Editeur : Les Arènes – Equinox

Comme vous le savez, je picore les suggestions de lecture chez les collègues blogueurs. Comme il s’agit d’un premier roman, je me devais de tenter ce Donbass de Benoît Vitkine, qui nous emmène dans une région dont on ne parle pas assez : l’Ukraine.

Sacha Zourabov est un petit garçon de 6 ans, qui vit pour le moment chez sa grand-mère. Depuis quelques nuits, il entend des camions se garer dans la cour de son immeuble, et charger des sac de jute et de grosses caisses. Il se rappelle que son oncle lui avait raconté que ces sacs servaient à transporter du charbon. En les observant par la fenêtre, il voit un sac tomber d’un camion, sans le virage. S’il allait le récupérer, cela pourrait leur permettre de se chauffer un peu mieux ?

Henrik Kavadze a la cinquantaine bien frappée. Colonel issu de l’armée russe, il est revenu au pays pour prendre une place dans la police d’Avdiivka, dans le Donbass. Cette région, c’est celle où il veut terminer sa vie, avec Anna sa femme, surtout depuis qu’ils ont perdu leur fille 12 ans plus tôt.

Depuis 2014, cette région est secouée par les bombes dans cette guerre Russo-ukrainienne qui n’intéresse plus personne. Lors de la révolution ukrainienne, le président qui a pris le pouvoir n’a pas fait long feu, vite renversé par des pro-européens. Différentes factions locales et nationales, séparatistes ou rebelles, se sont créées dont beaucoup sont armées par la Russie, en sous-main. Depuis, la guerre continue, à coups de canons et d’explosions incessantes, démolissant les rares immeubles encore debout.

Alors qu’il doit préparer la visite du ministre, qui doit rassurer la population sur la sécurité dans le Donbass, en tant que chef de la police locale, mais aussi vétéran de la guerre d’Afghanistan, on le demande au téléphone : Un cadavre vient d’être découvert dans le quartier de la gare. Quand il apprend qu’il s’agit d’un jeune garçon, poignardé, Henrik décide de laisser tomber le ministre.

Pour un premier roman, Benoît Vitkine frappe fort. En se plaçant sur le terrain du polar, il se permet d’aborder le thème qui lui tient à cœur, en ayant créé un personnage de flic certes classique, désabusé, bourru, mais éminemment sympathique. On y trouve un drame familial (la perte de sa fille), un drame personnel (Henrik est un ancien d’Afghanistan), un meurtre horrible (la mort du garçon), et des clans tous plus malfaisants les uns que les autres, des politiques à la police, de l’armée aux mafiosos. Et puis, il y a le décor.

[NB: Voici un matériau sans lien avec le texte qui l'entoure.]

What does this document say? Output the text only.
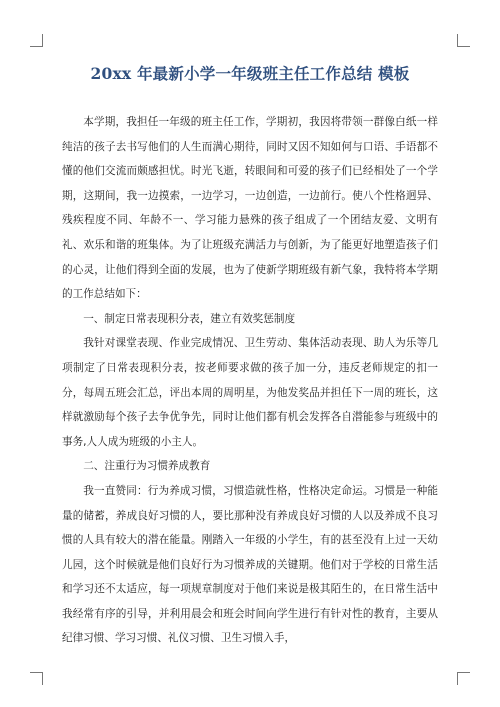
20xx 年最新小学一年级班主任工作总结 模板

本学期，我担任一年级的班主任工作，学期初，我因将带领一群像白纸一样纯洁的孩子去书写他们的人生而满心期待，同时又因不知如何与口语、手语都不懂的他们交流而颇感担忧。时光飞逝，转眼间和可爱的孩子们已经相处了一个学期，这期间，我一边摸索，一边学习，一边创造，一边前行。使八个性格迥异、残疾程度不同、年龄不一、学习能力悬殊的孩子组成了一个团结友爱、文明有礼、欢乐和谐的班集体。为了让班级充满活力与创新，为了能更好地塑造孩子们的心灵，让他们得到全面的发展，也为了使新学期班级有新气象，我特将本学期的工作总结如下：

一、制定日常表现积分表，建立有效奖惩制度

我针对课堂表现、作业完成情况、卫生劳动、集体活动表现、助人为乐等几项制定了日常表现积分表，按老师要求做的孩子加一分，违反老师规定的扣一分，每周五班会汇总，评出本周的周明星，为他发奖品并担任下一周的班长，这样就激励每个孩子去争优争先，同时让他们都有机会发挥各自潜能参与班级中的事务,人人成为班级的小主人。

二、注重行为习惯养成教育

我一直赞同：行为养成习惯，习惯造就性格，性格决定命运。习惯是一种能量的储蓄，养成良好习惯的人，要比那种没有养成良好习惯的人以及养成不良习惯的人具有较大的潜在能量。刚踏入一年级的小学生，有的甚至没有上过一天幼儿园，这个时候就是他们良好行为习惯养成的关键期。他们对于学校的日常生活和学习还不太适应，每一项规章制度对于他们来说是极其陌生的，在日常生活中我经常有序的引导，并利用晨会和班会时间向学生进行有针对性的教育，主要从纪律习惯、学习习惯、礼仪习惯、卫生习惯入手，
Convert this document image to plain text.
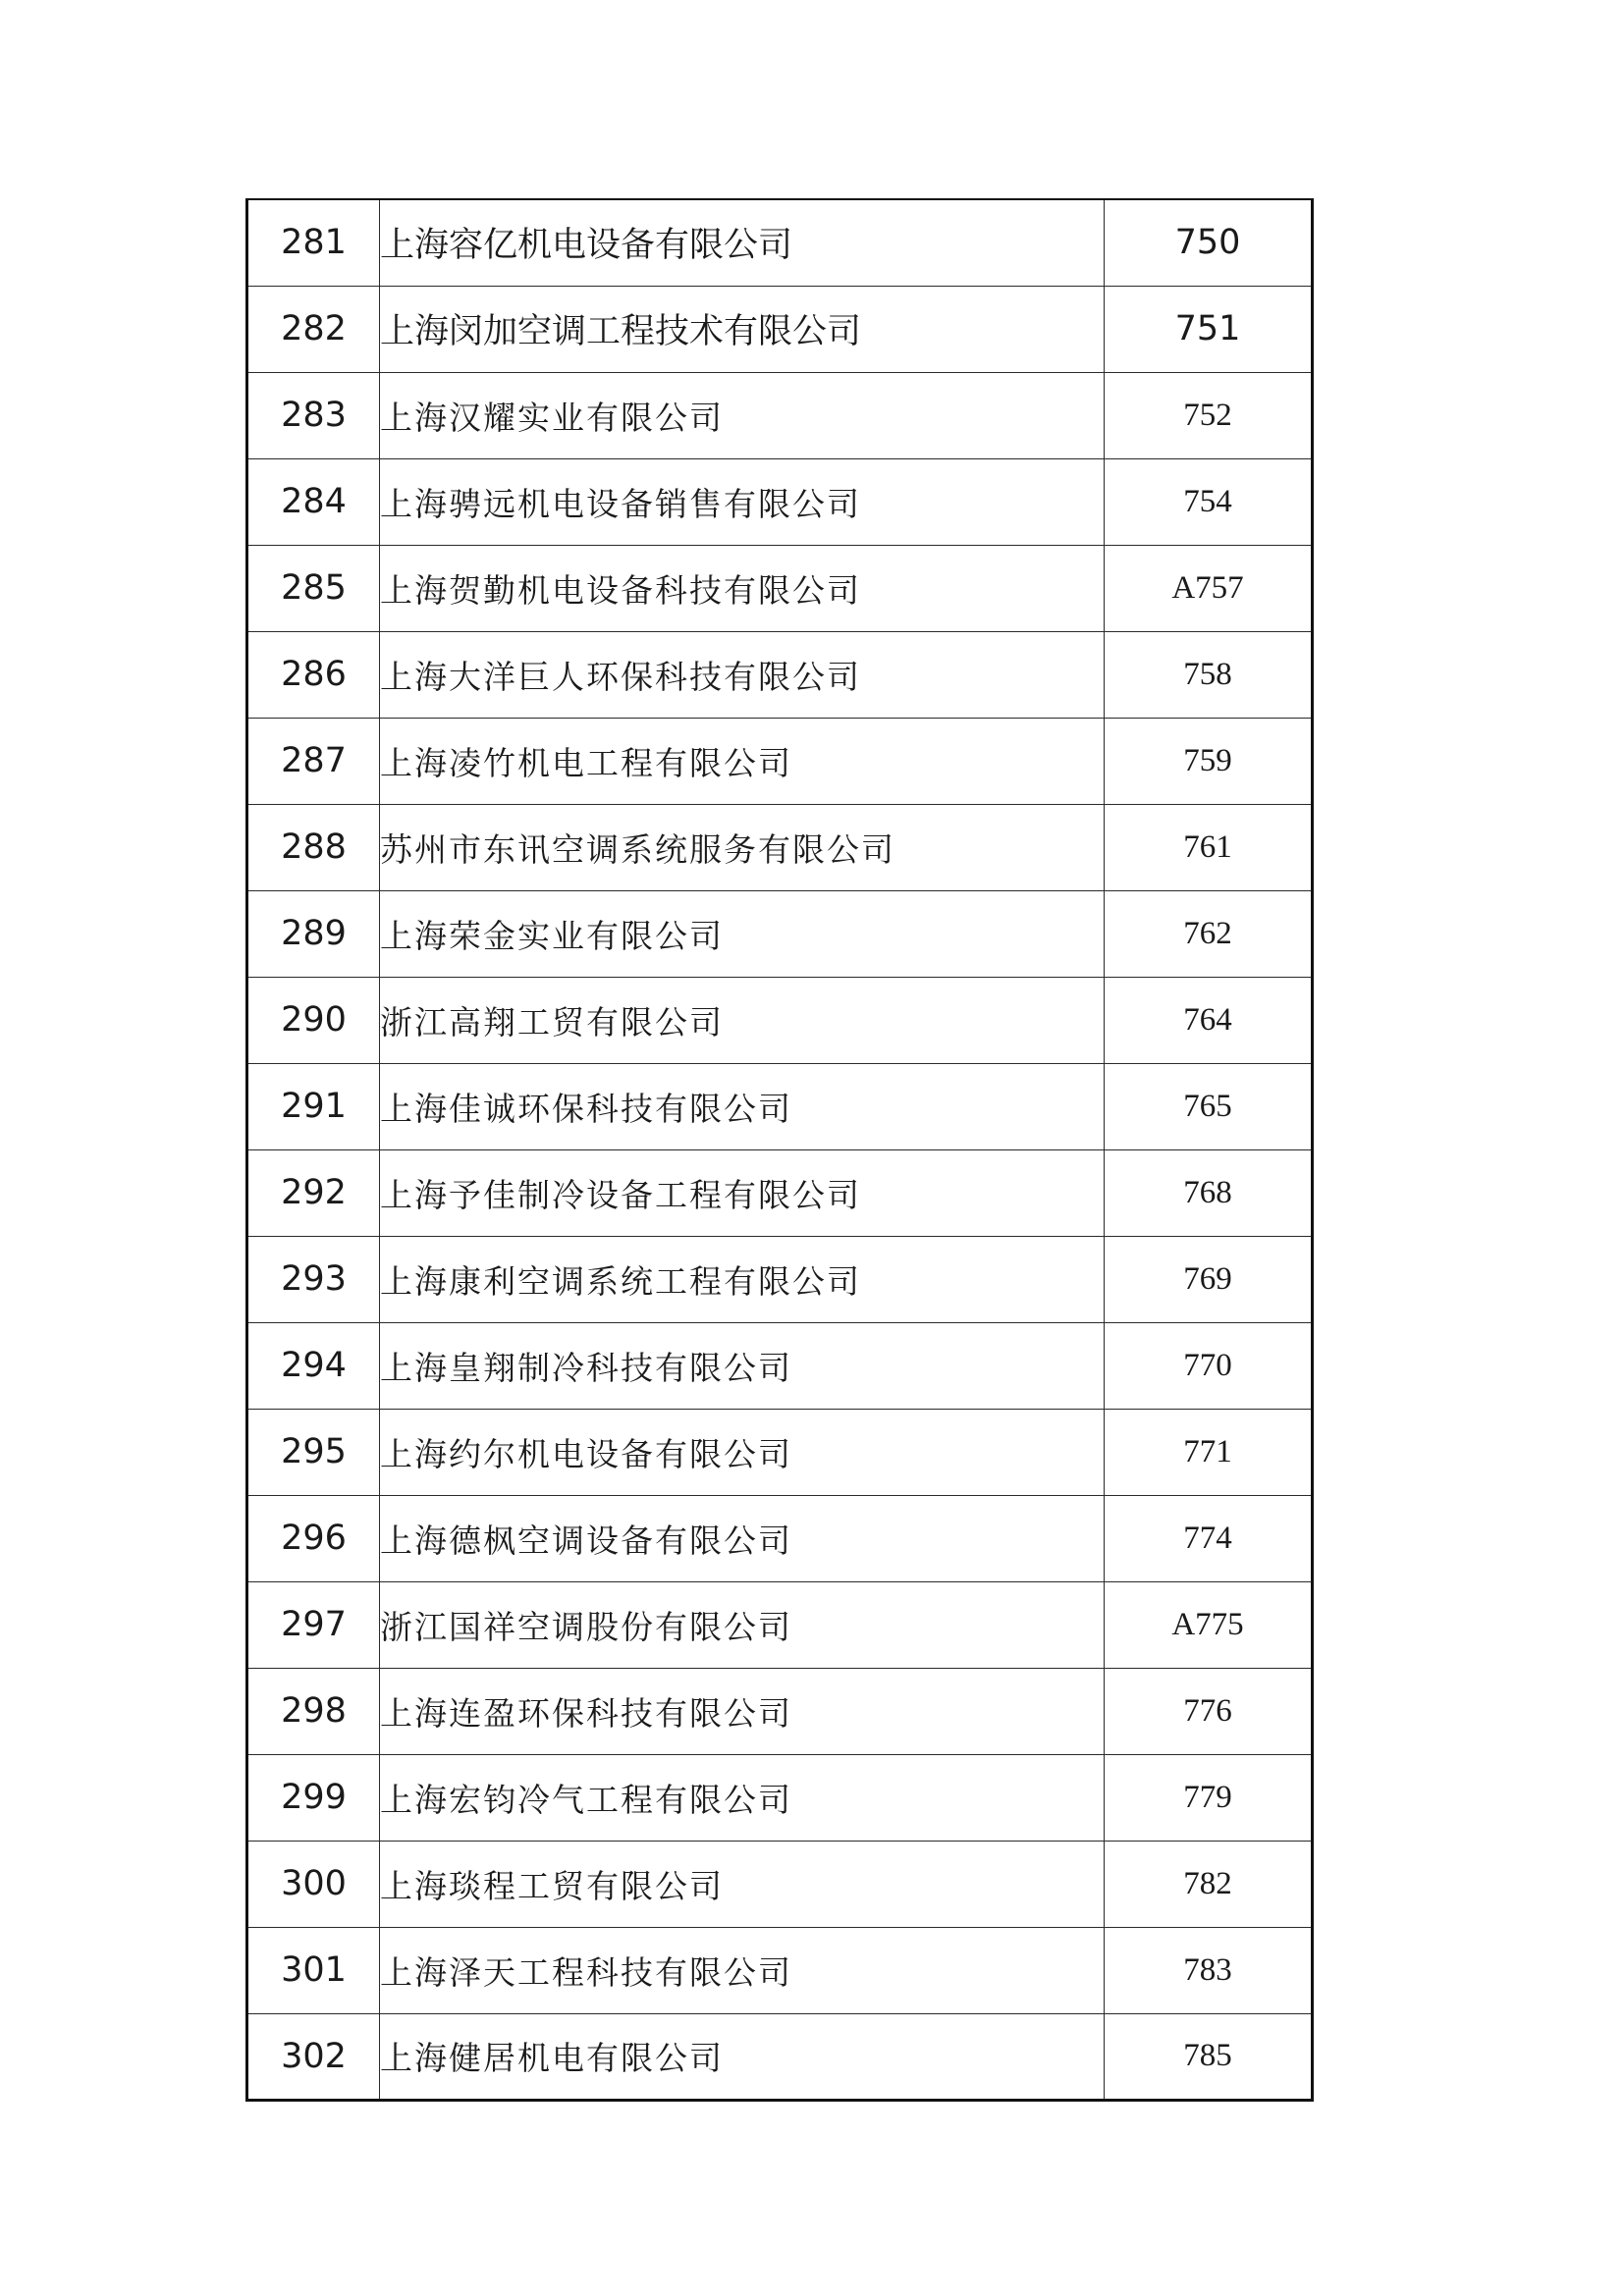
281	上海容亿机电设备有限公司	750
282	上海闵加空调工程技术有限公司	751
283	上海汉耀实业有限公司	752
284	上海骋远机电设备销售有限公司	754
285	上海贺勤机电设备科技有限公司	A757
286	上海大洋巨人环保科技有限公司	758
287	上海凌竹机电工程有限公司	759
288	苏州市东讯空调系统服务有限公司	761
289	上海荣金实业有限公司	762
290	浙江高翔工贸有限公司	764
291	上海佳诚环保科技有限公司	765
292	上海予佳制冷设备工程有限公司	768
293	上海康利空调系统工程有限公司	769
294	上海皇翔制冷科技有限公司	770
295	上海约尔机电设备有限公司	771
296	上海德枫空调设备有限公司	774
297	浙江国祥空调股份有限公司	A775
298	上海连盈环保科技有限公司	776
299	上海宏钧冷气工程有限公司	779
300	上海琰程工贸有限公司	782
301	上海泽天工程科技有限公司	783
302	上海健居机电有限公司	785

Le décor, c’est Avdiivka. Alors que la ville d’Avdiivka n’est pas débordée par les crimes, qu’elle ressemble à un lieu paisible pour une retraite tranquille, elle se retrouve au centre des affrontements entre l’armée ukrainienne, les séparatistes pro-russes et les rebelles. Cette guerre qui implique officieusement la Russie, est vite oubliée par les pays occidentaux. Et pourtant, des populations souffrent tous les jours, les bombes tombent sans relâche, des femmes et des hommes vivent reclus dans les caves.

D’une plume volontairement simple et fluide, Benoît Vitkine construit une intrigue forte pour mieux rappeler au monde que l’on ne veut pas se mêler de ce conflit par peur de représailles du voisin russe. La communauté européenne a fait le pantin, puis elle a tourné la page, car elle leur a semblé trop sanglante et trop dangereuse. L’auteur nous montre des populations qui souffrent, qui meurent, et nous laissons faire parce que … parce que c’est trop dangereux … vous comprenez ?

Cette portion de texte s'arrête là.